Read El misterioso Sr Brown Online

Authors: Agatha Christie

El misterioso Sr Brown (12 page)

BOOK: El misterioso Sr Brown
12.87Mb size Format: txt, pdf, ePub
ads

Por primera vez se daba cuenta del carácter siniestro de la misión que emprendieron tan a la ligera. Había comenzado como una novela romántica. Ahora, despojada de su encanto, se convertía en una amarga realidad. Tommy era lo único que importaba y muchas veces, durante aquel día, tuvo que contener las lágrimas. Tonta, se reprendía, no lloriquees. Claro que le aprecias. Lo conoces de toda la vida, pero no hay necesidad de ponerse sentimental.

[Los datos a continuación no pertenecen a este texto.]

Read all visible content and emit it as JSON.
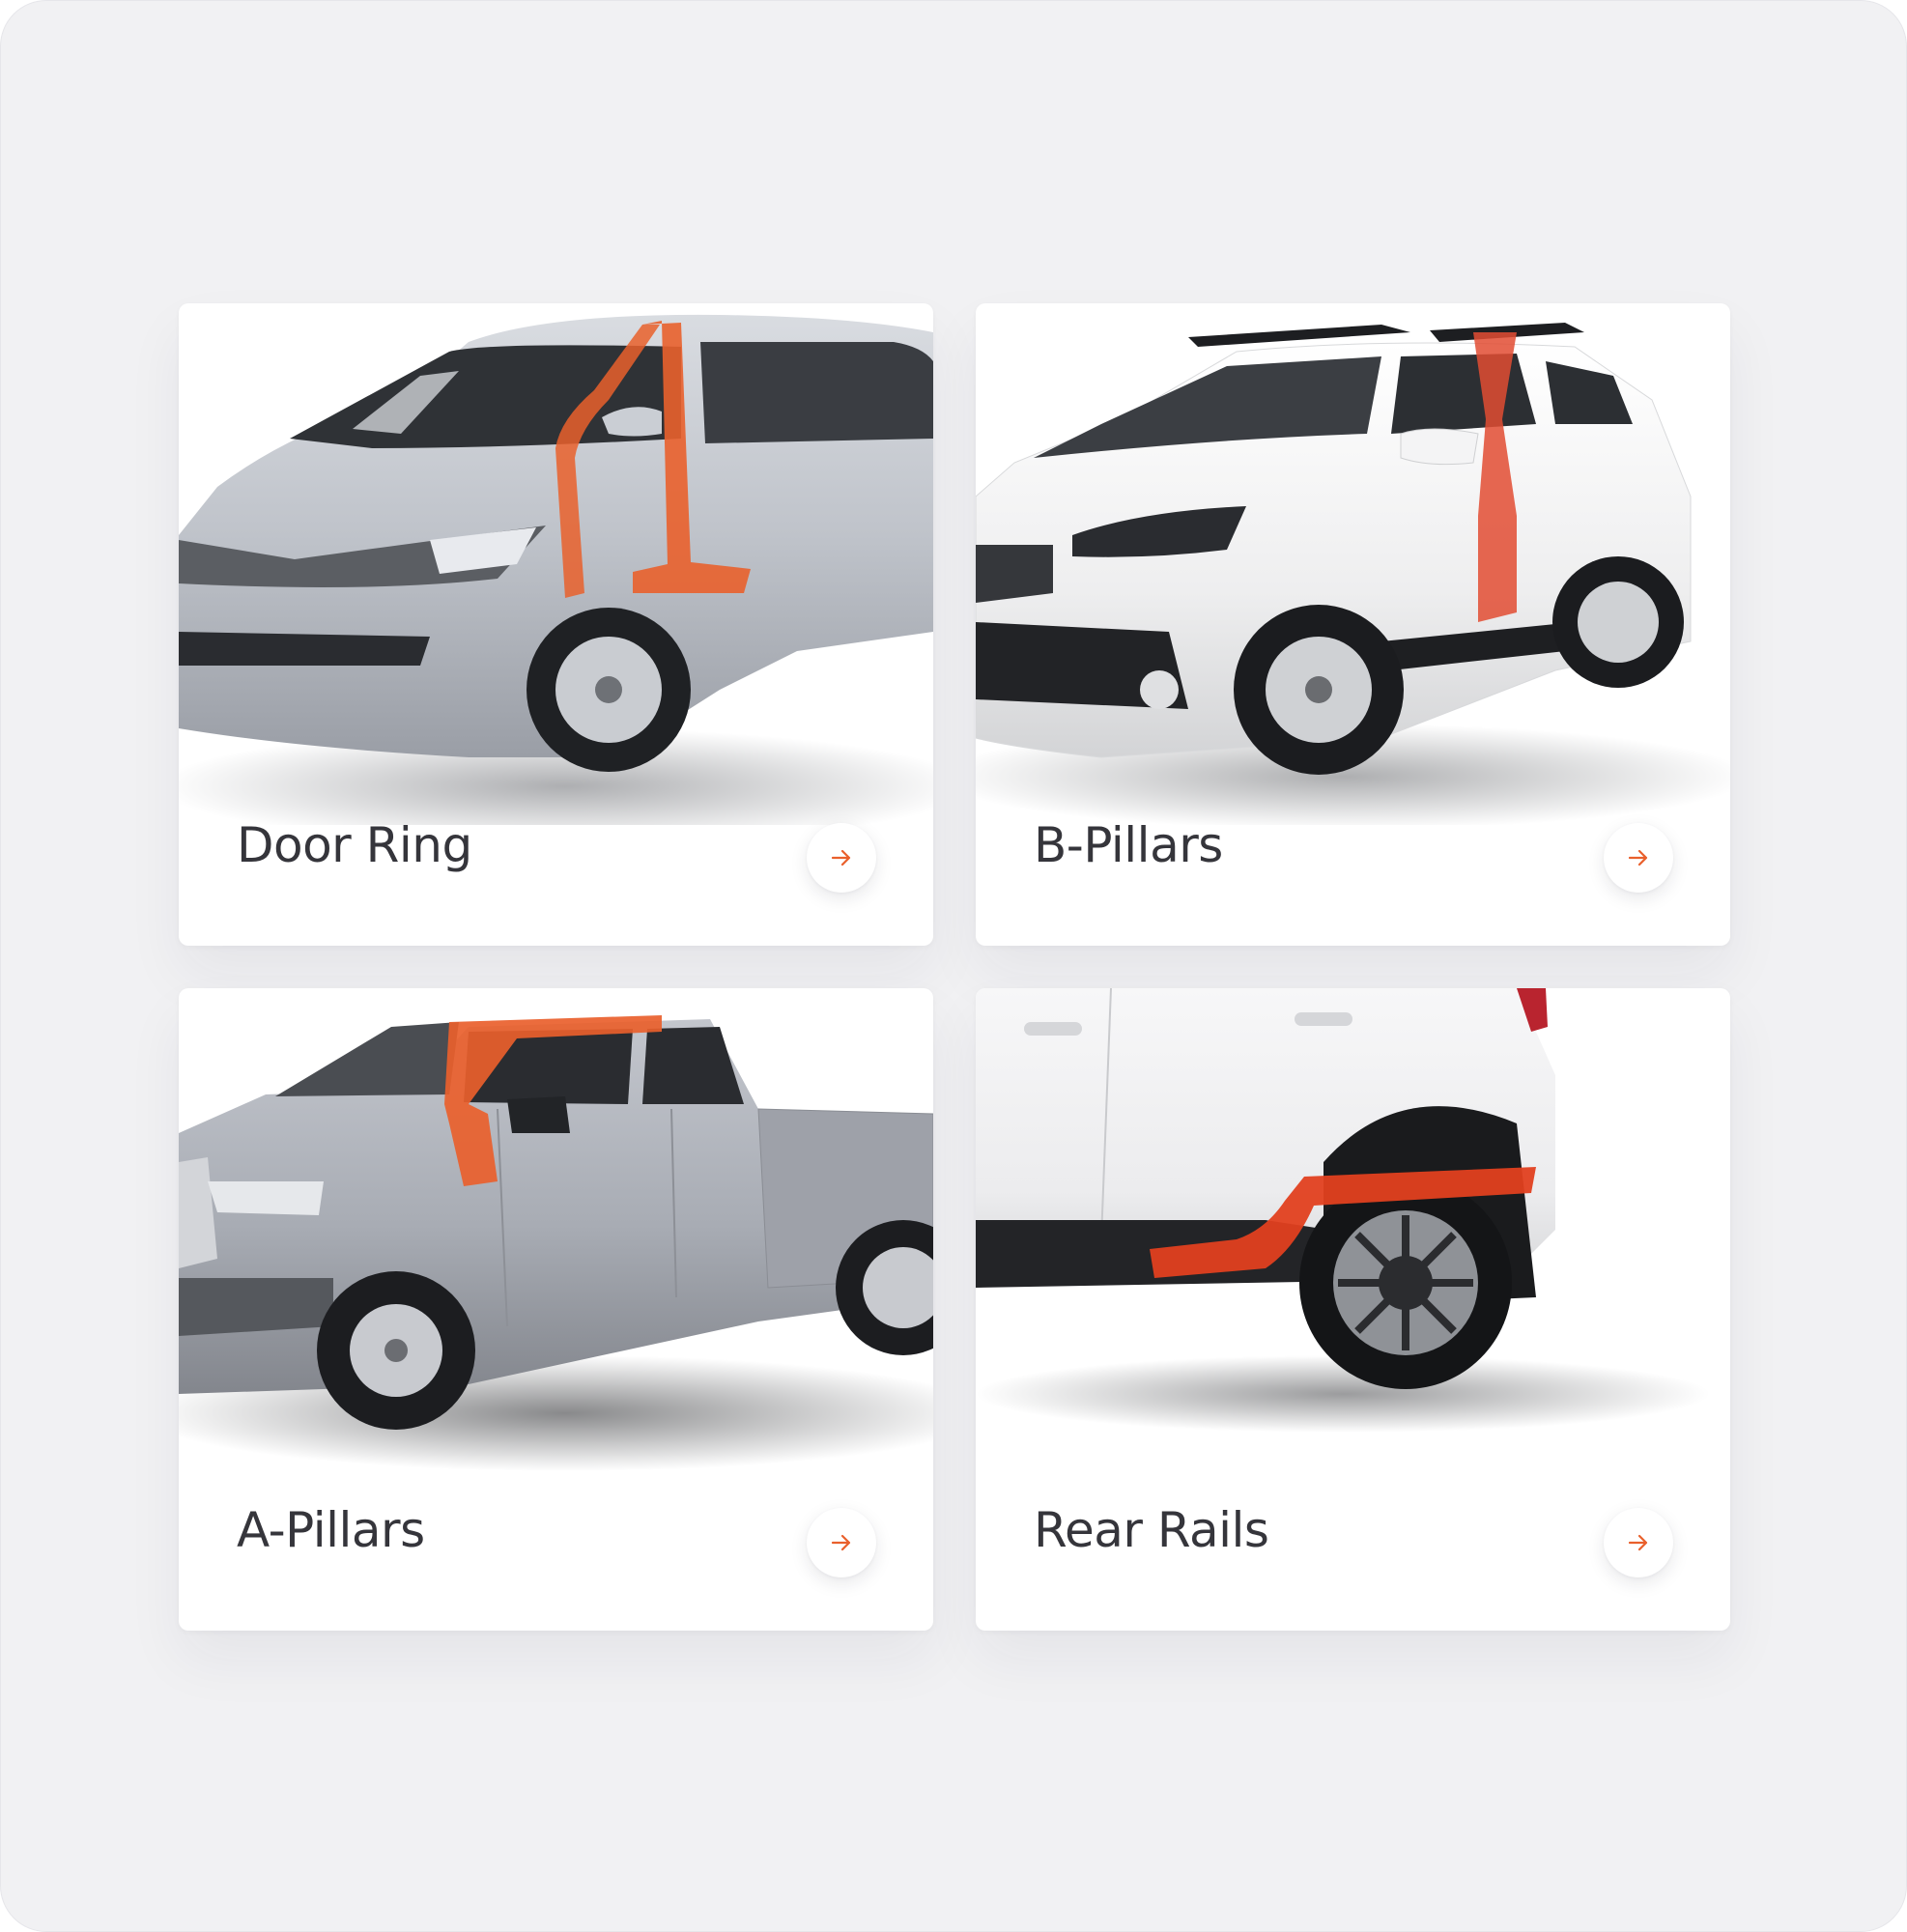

Entretanto, no volvieron a ver a Boris. No regresó por el apartamento, y Julius y el coche esperaron en vano. Tuppence se entregó a nuevas meditaciones. Aunque admitía las objeciones de Julius, no había renunciado por completo a la idea de acudir a sir James Peel Edgerton. Incluso había llegado a buscar su dirección en la guía telefónica. ¿Quiso advertirla aquel día? Y de ser así, ¿por qué? Sin duda tenía por lo menos derecho a pedirle una explicación. La había mirado con tanta amabilidad. Quizá pudiera decirle algo relativo a la señora Vandemeyer que le diera una pista del paradero de Tommy.

De todas formas, Tuppence decidió, con su movimiento de hombros peculiar, que valía la pena intentarlo. El domingo tenía la tarde libre, convencería a Julius y luego irían a ver al león en su guarida.

Cuando llegó el día, Julius necesitó mucho tiempo para dejarse convencer, pero Tuppence se mantuvo firme.

—No puede perjudicarnos —decía siempre que trataba de hacerla desistir.

Al fin Julius cedió y fueron en su coche a Carlton House Terrace.

Les abrió la puerta un mayordomo irreprochable. Tuppence estaba algo nerviosa. Al fin y al cabo, tal vez fuera un atrevimiento colosal. Había decidido no preguntar si sir James estaba «en casa», sino adoptar una actitud más personal.

—¿Quiere preguntarle a sir James si puede concederme unos minutos? Tengo un mensaje muy importante para él.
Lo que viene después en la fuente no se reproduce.